Brian Foster, chief technology officer at Damballa, advised, “I’m a big fan of online backups,” he said. “You should expect that, if you get hit by ransomware, you are not going to get the PC back.”
Keep Your Computer Updated
Whenever a computer security update is prompted, be sure and download the latest version so that your computer has the most recent forms of protection against cyber criminals. For those who manage a content management system or a website-based company, be sure and stay up-to-date with the newest patches and improvements.
Use Anti-Virus Programs
Integrating an anti-virus program will help protect against possible malware attempts. Be sure to use anti-virus software that helps defend against a variety of malware issues, including the ability to scan attachments in e-mails. Scanning attachments prior to download will help weed out dangerous files from infecting your computer in the first place.
Be Weary of Suspicious E-mails
Always make sure and validate the source of e-mails prior to clicking or downloading any attachments. Something that may appear as normal, such as confirming a shipment with a link attached, can be disguised as a scam. Always think before clicking anything and if the e-mail looks suspicious or skeptical, delete it.
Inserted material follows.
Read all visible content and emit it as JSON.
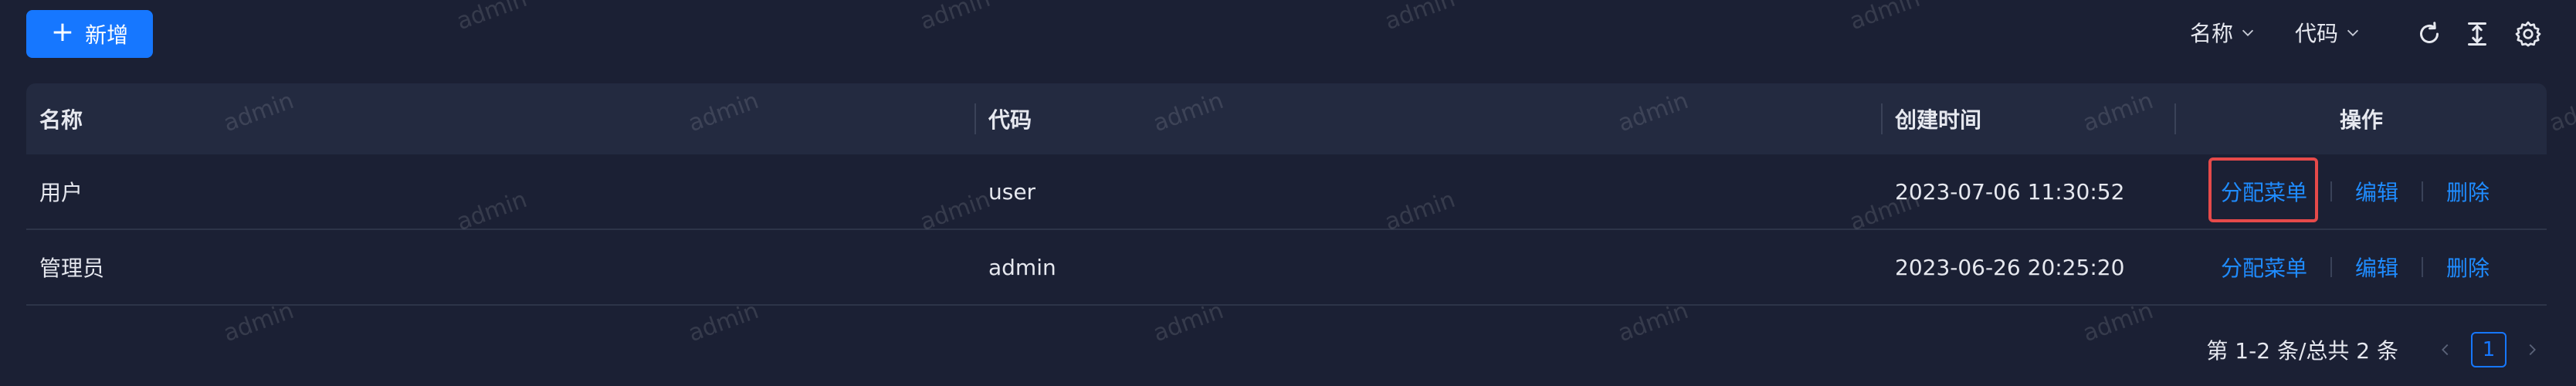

“In the past year, we have seen the content of these emails being both near perfect in local languages and also looking much more legitimate than previously,” said Jens Monrad, systems engineer at FireEye. “While the majority of ransomware attacks still happen opportunistically, we often see them being ‘localised’ so they fit into the targeting countries.”
Ransomware can be difficult to recognize in e-mails, as the malware typically looks like normal attachments and links. However, consumers and businesses need to be on alert for potential scams. Make sure and backup data on a regular basis to safeguard confidential information, keep your computer updated with the latest security solutions, always use an anti-virus program, and be weary of suspicious looking e-mails to ultimately protect against ransomware attempts.